Figure incontournable du féminisme français actuel, Judith Duportail est journaliste, créatrice de deux podcasts chez Binge audio – « On peut plus rien dire » et « Self care ta mère » – et autrice. À 37 ans, celle dont l’un des plus grands rêves était de devenir mère, s’est retrouvée célibataire. Aux yeux de la société, ce statut reste souvent considéré comme une « tare ». Elle en a fait une force. En janvier 2023, elle révèle sur Instagram non seulement sa décision de faire un enfant toute seule, mais aussi qu’elle est enceinte, suite à une PMA. Judith Duportail assume, publie, témoigne. Son histoire résonne avec celle de nombreuses femmes. Et bouscule la vision encore trop souvent archaïque des RH.
La PMA n’est pas une décision facile. Quel a été votre chemin ?
J’ai toujours su que je voulais être mère, mais j’avais beaucoup de choses à faire avant ! Comme beaucoup de femmes hétérosexuelles, j’étais persuadée qu’il n’y avait qu’une seule façon de faire une famille. Le chemin était fléché d’avance, de la rencontre au mariage ou au pacs, puis au bébé. J’ai vécu de belles histoires, mais il se trouve qu’à 34 ans, j’étais célibataire. Le temps passait, j’ai envisagé de me forcer avec celui qui me déplairait le moins (mauvaise option), puis d’attendre que l’amour revienne. Mais celui-ci n’obéit à aucune règle, et je ne voulais pas passer à côté de l’un des plus grands rêves de ma vie à cause d’une simple question de timing ! Je me suis renseignée, j’ai lu et écouté les témoignages de celles qui ont fait ce chemin, jusqu’à prendre conscience que j’avais ce pouvoir de faire un enfant en moi et que oui, moi aussi, je pouvais faire autrement. Si la PMA est désormais légale pour les femmes seules, elle reste difficile d’accès, entre les critères de sélection, les délais… Je me suis tournée vers une méthode semi-légale, et j’ai eu la chance de tomber sur un gynécologue engagé. Cerise sur le gâteau : j’attends des jumeaux.

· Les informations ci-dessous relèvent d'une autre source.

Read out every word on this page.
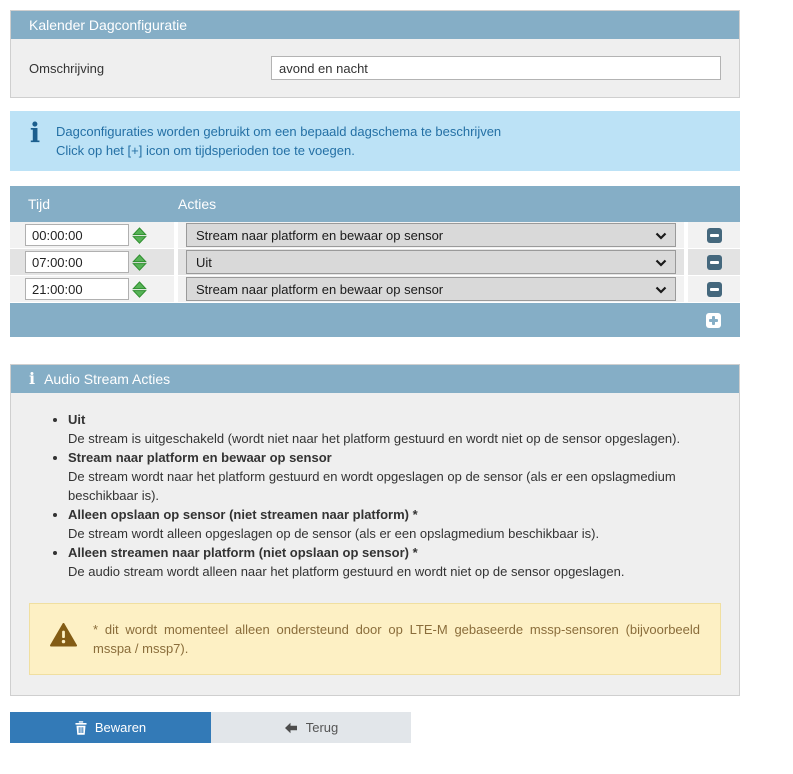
Kalender Dagconfiguratie
Omschrijving
avond en nacht
i Dagconfiguraties worden gebruikt om een bepaald dagschema te beschrijven
Click op het [+] icon om tijdsperioden toe te voegen.
Tijd	Acties
00:00:00
Stream naar platform en bewaar op sensor
07:00:00
Uit
21:00:00
Stream naar platform en bewaar op sensor
i Audio Stream Acties
• Uit
De stream is uitgeschakeld (wordt niet naar het platform gestuurd en wordt niet op de sensor opgeslagen).
• Stream naar platform en bewaar op sensor
De stream wordt naar het platform gestuurd en wordt opgeslagen op de sensor (als er een opslagmedium beschikbaar is).
• Alleen opslaan op sensor (niet streamen naar platform) *
De stream wordt alleen opgeslagen op de sensor (als er een opslagmedium beschikbaar is).
• Alleen streamen naar platform (niet opslaan op sensor) *
De audio stream wordt alleen naar het platform gestuurd en wordt niet op de sensor opgeslagen.
* dit wordt momenteel alleen ondersteund door op LTE-M gebaseerde mssp-sensoren (bijvoorbeeld msspa / mssp7).
Bewaren	Terug
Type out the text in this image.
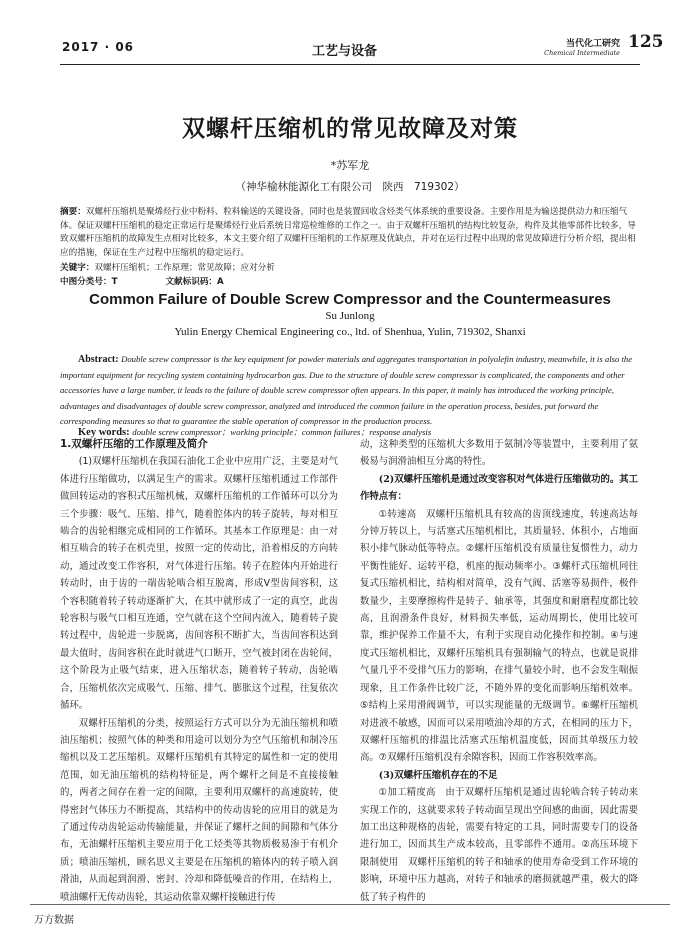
2017 · 06	工艺与设备	当代化工研究
Chemical Intermediate
125
双螺杆压缩机的常见故障及对策
*苏军龙
（神华榆林能源化工有限公司　陕西　719302）
摘要：双螺杆压缩机是聚烯烃行业中粉料、粒料输送的关键设备，同时也是装置回收含烃类气体系统的重要设备。主要作用是为输送提供动力和压缩气体。保证双螺杆压缩机的稳定正常运行是聚烯烃行业后系统日常巡检维修的工作之一。由于双螺杆压缩机的结构比较复杂，构件及其他零部件比较多，导致双螺杆压缩机的故障发生点相对比较多，本文主要介绍了双螺杆压缩机的工作原理及优缺点，并对在运行过程中出现的常见故障进行分析介绍，提出相应的措施，保证在生产过程中压缩机的稳定运行。
关键字：双螺杆压缩机；工作原理；常见故障；应对分析
中图分类号：T	文献标识码：A
Common Failure of Double Screw Compressor and the Countermeasures
Su Junlong
Yulin Energy Chemical Engineering co., ltd. of Shenhua, Yulin, 719302, Shanxi
Abstract: Double screw compressor is the key equipment for powder materials and aggregates transportation in polyolefin industry, meanwhile, it is also the important equipment for recycling system containing hydrocarbon gas. Due to the structure of double screw compressor is complicated, the components and other accessories have a large number, it leads to the failure of double screw compressor often appears. In this paper, it mainly has introduced the working principle, advantages and disadvantages of double screw compressor, analyzed and introduced the common failure in the operation process, besides, put forward the corresponding measures so that to guarantee the stable operation of compressor in the production process.
Key words: double screw compressor；working principle；common failures；response analysis

1.双螺杆压缩的工作原理及简介

(1)双螺杆压缩机在我国石油化工企业中应用广泛，主要是对气体进行压缩做功，以满足生产的需求。双螺杆压缩机通过工作部件做回转运动的容积式压缩机械，双螺杆压缩机的工作循环可以分为三个步骤：吸气、压缩、排气，随着腔体内的转子旋转，每对相互啮合的齿轮相继完成相同的工作循环。其基本工作原理是：由一对相互啮合的转子在机壳里，按照一定的传动比，沿着相反的方向转动，通过改变工作容积，对气体进行压缩。转子在腔体内开始进行转动时，由于齿的一端齿轮啮合相互脱离，形成V型齿间容积，这个容积随着转子转动逐渐扩大，在其中就形成了一定的真空，此齿轮容积与吸气口相互连通，空气就在这个空间内流入，随着转子旋转过程中，齿轮进一步脱离，齿间容积不断扩大，当齿间容积达到最大值时，齿间容积在此时就进气口断开，空气被封闭在齿轮间，这个阶段为止吸气结束，进入压缩状态，随着转子转动，齿轮啮合，压缩机依次完成吸气、压缩、排气、膨胀这个过程，往复依次循环。

双螺杆压缩机的分类，按照运行方式可以分为无油压缩机和喷油压缩机；按照气体的种类和用途可以划分为空气压缩机和制冷压缩机以及工艺压缩机。双螺杆压缩机有其特定的属性和一定的使用范围，如无油压缩机的结构特征是，两个螺杆之间是不直接接触的，两者之间存在着一定的间隙，主要利用双螺杆的高速旋转，使得密封气体压力不断提高，其结构中的传动齿轮的应用目的就是为了通过传动齿轮运动传输能量，并保证了螺杆之间的间隙和气体分布，无油螺杆压缩机主要应用于化工烃类等其物质极易渗于有机介质；喷油压缩机，顾名思义主要是在压缩机的箱体内的转子喷入润滑油，从而起到润滑、密封、冷却和降低噪音的作用，在结构上，喷油螺杆无传动齿轮，其运动依靠双螺杆接触进行传

动，这种类型的压缩机大多数用于氨制冷等装置中，主要利用了氨极易与润滑油相互分离的特性。

(2)双螺杆压缩机是通过改变容积对气体进行压缩做功的。其工作特点有：

①转速高　双螺杆压缩机具有较高的齿顶线速度，转速高达每分钟万转以上，与活塞式压缩机相比，其质量轻、体积小，占地面积小排气脉动低等特点。②螺杆压缩机没有质量往复惯性力，动力平衡性能好、运转平稳，机座的振动频率小。③螺杆式压缩机同往复式压缩机相比，结构相对简单，没有气阀、活塞等易损件，极件数量少，主要摩擦构件是转子、轴承等，其强度和耐磨程度都比较高，且润滑条件良好，材料损失率低，运动周期长，使用比较可靠，维护保养工作量不大，有利于实现自动化操作和控制。④与速度式压缩机相比，双螺杆压缩机具有强制输气的特点，也就是说排气量几乎不受排气压力的影响，在排气量较小时，也不会发生喘振现象，且工作条件比较广泛，不随外界的变化而影响压缩机效率。⑤结构上采用滑阀调节，可以实现能量的无级调节。⑥螺杆压缩机对进液不敏感，因而可以采用喷油冷却的方式，在相同的压力下，双螺杆压缩机的排温比活塞式压缩机温度低，因而其单级压力较高。⑦双螺杆压缩机没有余隙容积，因而工作容积效率高。

(3)双螺杆压缩机存在的不足

①加工精度高　由于双螺杆压缩机是通过齿轮啮合转子转动来实现工作的，这就要求转子转动面呈现出空间感的曲面，因此需要加工出这种规格的齿轮，需要有特定的工具，同时需要专门的设备进行加工，因而其生产成本较高，且零部件不通用。②高压环境下限制使用　双螺杆压缩机的转子和轴承的使用寿命受到工作环境的影响，环境中压力越高，对转子和轴承的磨损就越严重，极大的降低了转子构件的

万方数据
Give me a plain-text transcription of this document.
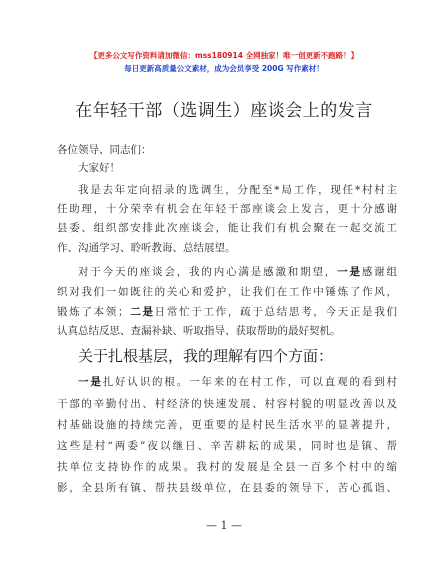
【更多公文写作资料请加微信：mss180914 全网独家！唯一创更新不跑路！】
每日更新高质量公文素材，成为会员享受 200G 写作素材！
在年轻干部（选调生）座谈会上的发言
各位领导、同志们：
大家好！
我是去年定向招录的选调生，分配至*局工作，现任*村村主
任助理，十分荣幸有机会在年轻干部座谈会上发言，更十分感谢
县委、组织部安排此次座谈会，能让我们有机会聚在一起交流工
作、沟通学习、聆听教诲、总结展望。
对于今天的座谈会，我的内心满是感激和期望，一是感谢组
织对我们一如既往的关心和爱护，让我们在工作中锤炼了作风，
锻炼了本领；二是日常忙于工作，疏于总结思考，今天正是我们
认真总结反思、查漏补缺、听取指导、获取帮助的最好契机。
关于扎根基层，我的理解有四个方面：
一是扎好认识的根。一年来的在村工作，可以直观的看到村
干部的辛勤付出、村经济的快速发展、村容村貌的明显改善以及
村基础设施的持续完善，更重要的是村民生活水平的显著提升，
这些是村“两委”夜以继日、辛苦耕耘的成果，同时也是镇、帮
扶单位支持协作的成果。我村的发展是全县一百多个村中的缩
影，全县所有镇、帮扶县级单位，在县委的领导下，苦心孤诣、
— 1 —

Votre vie professionnelle est prenante. Comment appréhendez-vous l’arrivée de vos enfants ?
Comme toutes les futures mamans, j’alterne entre la joie et l’anxiété. De nombreuses mères ont ouvert la parole, elles ont parlé de leur sentiment d’isolement après la naissance, de la dépression post-partum. Aujourd’hui les mamans solos sont encore considérées comme des perdantes, or c’est tout l’inverse. Ce sont des battantes dont il faudrait s’inspirer. Et en ce qui me concerne, je considère que j’ai un grand avantage. Ma décision, je l’ai mûrement réfléchie. Elle m’a demandé du temps, de l’argent et de l’énergie. Du coup, j’ai été obligée de préparer ma brigade de soutien autour de mes bébés ! Et aujourd’hui, je suis sans doute plus entourée et mieux armée que la plupart des couples hétéros qui attendent un enfant.
À votre avis, comment les ressources humaines peuvent-elles accompagner les parentalités « hors normes » ?
Les réunions après 17 h 30, le manque de souplesse dans les horaires… Tout le monde en souffre ! Je crois que ce qui pourrait bénéficier aux parents solos profiterait à tous. La penseuse féministe Laetitia Vitaud pointe du doigt l’architecture managériale pensée autour du masculin. On imagine que le salarié de base, le « normal », est un homme marié avec une femme à la maison pour s’occuper de tout. Tous les autres cas de figure : les personnes non valides, les femmes, les mères… sont considérées comme des exceptions à qui on rend un service en leur donnant un travail. Elle propose de renverser le système et de partir du public le plus vulnérable, comme par exemple les parents solos. Et si cela paraît choquant ou idéaliste, c’est uniquement parce que l’inverse est la norme depuis toujours !
Une autre idée forte, puisée chez la journaliste Aline Laurent-Maillard, serait de pouvoir donner les congés paternité à un proche. On envisage aujourd’hui de les attribuer aux mères célibataires. C’est délétère, car cela renforce leur isolement. Enfin, je pense que passer à la semaine de 4 jours est une piste judicieuse. Cette mesure permettrait de mettre fin au temps partiel des mères qui, en réalité, font en 4 jours ce qu’elles devraient faire en 5, et qui en plus, perdent sur tous les plans, en salaires et en cotisations retraite.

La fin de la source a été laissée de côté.